Hundreds of people have gathered outside the Japanese prime minister’s office in Tokyo to hold a silent vigil in honour of journalist Kenji Goto, who was executed by Islamic State militants.
In a video released online, IS claimed it had killed the 47-year-old journalist – the second purported beheading of a Japanese hostage in a week – but made no mention of a Jordanian pilot it had also threatened to kill.
Japan has said it was “highly probable” that the video was authentic.
Goto, 47-year-old, had devoted his life to giving a voice to victims, particularly children in conflict zones.
As the country mourned, some 200 people rallied outside the office of prime minister Shinzo Abe, who condemned the killing as “heinous and despicable”.
They held signs reading “I am Kenji”, mourning the intrepid journalist by echoing the catchcry of mourners of victims of the shooting at the Paris offices of Charlie Hebdo in early January.
In a show of defiance after the killing, Mr Abe vowed to increase Japan’s humanitarian aid for countries fighting IS militants.
“We will never forgive terrorists,” Mr Abe said, appearing to fight back tears as he spoke.
“The government has been working with the utmost efforts on the issue – I deeply regret that this is the result.”
Mr Abe said Japan would never give in to terrorists and would continue to work with international partners to bring them to justice.
“We will cooperate with the international community to make them atone for their crimes,” he said.
Goto’s mother, Junko Ishido, who earlier appealed for his safe release, appeared before the media in Tokyo after the video was released.
She tearfully pledged to continue her son’s efforts towards making “the world a place without any wars, and to save children from war and poverty”.

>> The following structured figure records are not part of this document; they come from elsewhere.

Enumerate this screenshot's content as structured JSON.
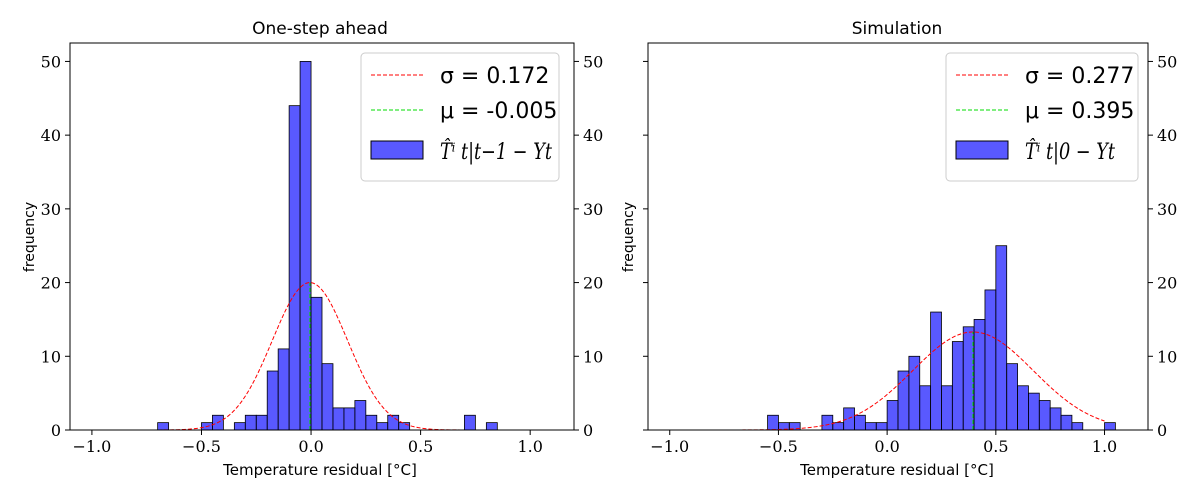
{
  "chart_data": [
    {
      "type": "histogram",
      "title": "One-step ahead",
      "xlabel": "Temperature residual [°C]",
      "ylabel": "frequency",
      "xlim": [
        -1.1,
        1.2
      ],
      "ylim": [
        0,
        52.5
      ],
      "xticks": [
        -1.0,
        -0.5,
        0.0,
        0.5,
        1.0
      ],
      "xtick_labels": [
        "−1.0",
        "−0.5",
        "0.0",
        "0.5",
        "1.0"
      ],
      "yticks": [
        0,
        10,
        20,
        30,
        40,
        50
      ],
      "ytick_labels": [
        "0",
        "10",
        "20",
        "30",
        "40",
        "50"
      ],
      "bin_width": 0.05,
      "bins": [
        {
          "x0": -0.7,
          "count": 1
        },
        {
          "x0": -0.5,
          "count": 1
        },
        {
          "x0": -0.45,
          "count": 2
        },
        {
          "x0": -0.35,
          "count": 1
        },
        {
          "x0": -0.3,
          "count": 2
        },
        {
          "x0": -0.25,
          "count": 2
        },
        {
          "x0": -0.2,
          "count": 8
        },
        {
          "x0": -0.15,
          "count": 11
        },
        {
          "x0": -0.1,
          "count": 44
        },
        {
          "x0": -0.05,
          "count": 50
        },
        {
          "x0": 0.0,
          "count": 18
        },
        {
          "x0": 0.05,
          "count": 9
        },
        {
          "x0": 0.1,
          "count": 3
        },
        {
          "x0": 0.15,
          "count": 3
        },
        {
          "x0": 0.2,
          "count": 4
        },
        {
          "x0": 0.25,
          "count": 2
        },
        {
          "x0": 0.3,
          "count": 1
        },
        {
          "x0": 0.35,
          "count": 2
        },
        {
          "x0": 0.4,
          "count": 1
        },
        {
          "x0": 0.7,
          "count": 2
        },
        {
          "x0": 0.8,
          "count": 1
        }
      ],
      "normal_curve": {
        "mu": -0.005,
        "sigma": 0.172,
        "peak": 20,
        "x_range": [
          -1.0,
          1.0
        ],
        "color": "#ff0000"
      },
      "mean_line": {
        "x": -0.005,
        "height": 20,
        "color": "#00dd00"
      },
      "bar_color": "#0000ff",
      "legend": {
        "placement": "top-right",
        "sigma_label": "σ = 0.172",
        "mu_label": "μ = -0.005",
        "hist_label": "T̂ⁱ t|t−1 − Yt"
      }
    },
    {
      "type": "histogram",
      "title": "Simulation",
      "xlabel": "Temperature residual [°C]",
      "ylabel": "frequency",
      "xlim": [
        -1.1,
        1.2
      ],
      "ylim": [
        0,
        52.5
      ],
      "xticks": [
        -1.0,
        -0.5,
        0.0,
        0.5,
        1.0
      ],
      "xtick_labels": [
        "−1.0",
        "−0.5",
        "0.0",
        "0.5",
        "1.0"
      ],
      "yticks": [
        0,
        10,
        20,
        30,
        40,
        50
      ],
      "ytick_labels": [
        "0",
        "10",
        "20",
        "30",
        "40",
        "50"
      ],
      "bin_width": 0.05,
      "bins": [
        {
          "x0": -0.55,
          "count": 2
        },
        {
          "x0": -0.5,
          "count": 1
        },
        {
          "x0": -0.45,
          "count": 1
        },
        {
          "x0": -0.3,
          "count": 2
        },
        {
          "x0": -0.25,
          "count": 1
        },
        {
          "x0": -0.2,
          "count": 3
        },
        {
          "x0": -0.15,
          "count": 2
        },
        {
          "x0": -0.1,
          "count": 1
        },
        {
          "x0": -0.05,
          "count": 1
        },
        {
          "x0": 0.0,
          "count": 4
        },
        {
          "x0": 0.05,
          "count": 8
        },
        {
          "x0": 0.1,
          "count": 10
        },
        {
          "x0": 0.15,
          "count": 6
        },
        {
          "x0": 0.2,
          "count": 16
        },
        {
          "x0": 0.25,
          "count": 6
        },
        {
          "x0": 0.3,
          "count": 12
        },
        {
          "x0": 0.35,
          "count": 14
        },
        {
          "x0": 0.4,
          "count": 15
        },
        {
          "x0": 0.45,
          "count": 19
        },
        {
          "x0": 0.5,
          "count": 25
        },
        {
          "x0": 0.55,
          "count": 9
        },
        {
          "x0": 0.6,
          "count": 6
        },
        {
          "x0": 0.65,
          "count": 5
        },
        {
          "x0": 0.7,
          "count": 4
        },
        {
          "x0": 0.75,
          "count": 3
        },
        {
          "x0": 0.8,
          "count": 2
        },
        {
          "x0": 0.85,
          "count": 1
        },
        {
          "x0": 1.0,
          "count": 1
        }
      ],
      "normal_curve": {
        "mu": 0.395,
        "sigma": 0.277,
        "peak": 13.3,
        "x_range": [
          -1.0,
          1.0
        ],
        "color": "#ff0000"
      },
      "mean_line": {
        "x": 0.395,
        "height": 13.3,
        "color": "#00dd00"
      },
      "bar_color": "#0000ff",
      "legend": {
        "placement": "top-right",
        "sigma_label": "σ = 0.277",
        "mu_label": "μ = 0.395",
        "hist_label": "T̂ⁱ t|0 − Yt"
      }
    }
  ]
}
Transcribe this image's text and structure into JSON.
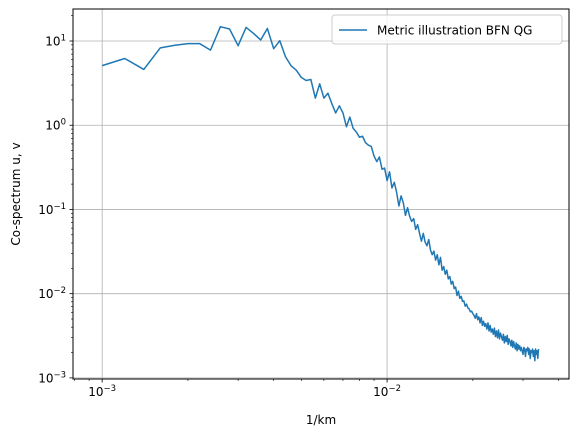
{
  "chart_data": {
    "type": "line",
    "xscale": "log",
    "yscale": "log",
    "xlim": [
      0.00079,
      0.0435
    ],
    "ylim": [
      0.00097,
      24
    ],
    "grid": true,
    "legend_position": "top-right",
    "title": "",
    "xlabel": "1/km",
    "ylabel": "Co-spectrum u, v",
    "x_ticks": [
      {
        "value": 0.001,
        "base": "10",
        "exp": "−3"
      },
      {
        "value": 0.01,
        "base": "10",
        "exp": "−2"
      }
    ],
    "y_ticks": [
      {
        "value": 0.001,
        "base": "10",
        "exp": "−3"
      },
      {
        "value": 0.01,
        "base": "10",
        "exp": "−2"
      },
      {
        "value": 0.1,
        "base": "10",
        "exp": "−1"
      },
      {
        "value": 1,
        "base": "10",
        "exp": "0"
      },
      {
        "value": 10,
        "base": "10",
        "exp": "1"
      }
    ],
    "series": [
      {
        "name": "Metric illustration BFN QG",
        "color": "#1f77b4",
        "x": [
          0.001,
          0.0012,
          0.0014,
          0.0016,
          0.0018,
          0.002,
          0.0022,
          0.0024,
          0.0026,
          0.0028,
          0.003,
          0.0032,
          0.0034,
          0.0036,
          0.0038,
          0.004,
          0.0042,
          0.0044,
          0.0046,
          0.0048,
          0.005,
          0.0052,
          0.0054,
          0.0056,
          0.0058,
          0.006,
          0.0062,
          0.0064,
          0.0066,
          0.0068,
          0.007,
          0.0072,
          0.0074,
          0.0076,
          0.0078,
          0.008,
          0.0082,
          0.0084,
          0.0086,
          0.0088,
          0.009,
          0.0092,
          0.0094,
          0.0096,
          0.0098,
          0.01,
          0.0102,
          0.0104,
          0.0106,
          0.0108,
          0.011,
          0.0112,
          0.0114,
          0.0116,
          0.0118,
          0.012,
          0.0122,
          0.0124,
          0.0126,
          0.0128,
          0.013,
          0.0132,
          0.0134,
          0.0136,
          0.0138,
          0.014,
          0.0142,
          0.0144,
          0.0146,
          0.0148,
          0.015,
          0.0152,
          0.0154,
          0.0156,
          0.0158,
          0.016,
          0.0162,
          0.0164,
          0.0166,
          0.0168,
          0.017,
          0.0172,
          0.0174,
          0.0176,
          0.0178,
          0.018,
          0.0182,
          0.0184,
          0.0186,
          0.0188,
          0.019,
          0.0192,
          0.0194,
          0.0196,
          0.0198,
          0.02,
          0.0202,
          0.0204,
          0.0206,
          0.0208,
          0.021,
          0.0212,
          0.0214,
          0.0216,
          0.0218,
          0.022,
          0.0222,
          0.0224,
          0.0226,
          0.0228,
          0.023,
          0.0232,
          0.0234,
          0.0236,
          0.0238,
          0.024,
          0.0242,
          0.0244,
          0.0246,
          0.0248,
          0.025,
          0.0252,
          0.0254,
          0.0256,
          0.0258,
          0.026,
          0.0262,
          0.0264,
          0.0266,
          0.0268,
          0.027,
          0.0272,
          0.0274,
          0.0276,
          0.0278,
          0.028,
          0.0282,
          0.0284,
          0.0286,
          0.0288,
          0.029,
          0.0292,
          0.0294,
          0.0296,
          0.0298,
          0.03,
          0.0302,
          0.0304,
          0.0306,
          0.0308,
          0.031,
          0.0312,
          0.0314,
          0.0316,
          0.0318,
          0.032,
          0.0322,
          0.0324,
          0.0326,
          0.0328,
          0.033,
          0.0332,
          0.0334,
          0.0336,
          0.0338,
          0.034
        ],
        "y": [
          5.1,
          6.2,
          4.6,
          8.3,
          8.9,
          9.3,
          9.3,
          7.8,
          14.8,
          13.9,
          8.8,
          14.5,
          12.3,
          10.3,
          14.1,
          8.1,
          10.1,
          6.5,
          5.1,
          4.5,
          3.7,
          3.4,
          3.5,
          2.1,
          3.1,
          2.1,
          2.4,
          1.8,
          1.4,
          1.7,
          1.4,
          0.96,
          1.25,
          0.92,
          0.83,
          0.72,
          0.74,
          0.62,
          0.58,
          0.56,
          0.43,
          0.37,
          0.42,
          0.3,
          0.31,
          0.22,
          0.28,
          0.18,
          0.21,
          0.16,
          0.11,
          0.145,
          0.12,
          0.085,
          0.105,
          0.083,
          0.072,
          0.078,
          0.058,
          0.066,
          0.052,
          0.042,
          0.052,
          0.041,
          0.037,
          0.044,
          0.033,
          0.029,
          0.032,
          0.025,
          0.029,
          0.022,
          0.027,
          0.019,
          0.021,
          0.017,
          0.019,
          0.015,
          0.016,
          0.013,
          0.014,
          0.0115,
          0.012,
          0.0095,
          0.0107,
          0.0088,
          0.0093,
          0.0081,
          0.0082,
          0.0071,
          0.0075,
          0.0068,
          0.0066,
          0.0061,
          0.0062,
          0.0058,
          0.0055,
          0.0051,
          0.0058,
          0.0049,
          0.0053,
          0.0045,
          0.0052,
          0.0042,
          0.0047,
          0.0041,
          0.0044,
          0.0038,
          0.0045,
          0.0036,
          0.0042,
          0.0035,
          0.0038,
          0.0033,
          0.0039,
          0.0031,
          0.0036,
          0.003,
          0.0037,
          0.0029,
          0.0034,
          0.0031,
          0.0028,
          0.0033,
          0.0026,
          0.0031,
          0.0027,
          0.0032,
          0.0025,
          0.0029,
          0.0027,
          0.0024,
          0.0028,
          0.0023,
          0.0027,
          0.0024,
          0.0022,
          0.0026,
          0.0021,
          0.0025,
          0.0022,
          0.0024,
          0.0021,
          0.0023,
          0.0021,
          0.0019,
          0.0023,
          0.0022,
          0.0018,
          0.0022,
          0.0021,
          0.0023,
          0.0019,
          0.0022,
          0.0017,
          0.0021,
          0.002,
          0.0022,
          0.0018,
          0.0021,
          0.0016,
          0.0022,
          0.0019,
          0.0021,
          0.0017,
          0.0022
        ]
      }
    ]
  }
}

“I promise here to carry out his legacy, hopefully with your support,” she told reporters at her home.
“I hope Kenji’s death … [will] contribute to the world however small it may be.”
Bid to save hostage pilot
Jordan vowed to do all it could to save an airman held by IS after Goto’s death was announced.
Jordan’s King Abdullah II denounced Goto’s murder as a “cowardly, criminal act” and said every effort was being made to seek the release of the hero pilot Maaz Kassasbeh, captured after his F-16 plane crashed in Syria in December.
IS vowed to kill Goto and the Jordanian pilot by sunset on Thursday unless Amman handed over an Iraqi female jihadist who is on death row for her role in bombings in the capital that killed 60 people in 2005.
Amman said it would hand her over if it was provided with proof Mr Kassabeh was still alive.
Government spokesman Mohammed al-Momeni pledged Jordan would “do everything it can to save the life and secure the release” of Mr Kassasbeh.
Safi Kassasbeh, the pilot’s father, denounced the killing of Kenji Goto and told AFP the Jordanian “government is responsible” for his son’s fate.
“Maaz is our son and a son of the military, and the government is responsible for him,” said Safi Kassasbeh, who in previous days urged authorities to seek his son’s release “at any price”.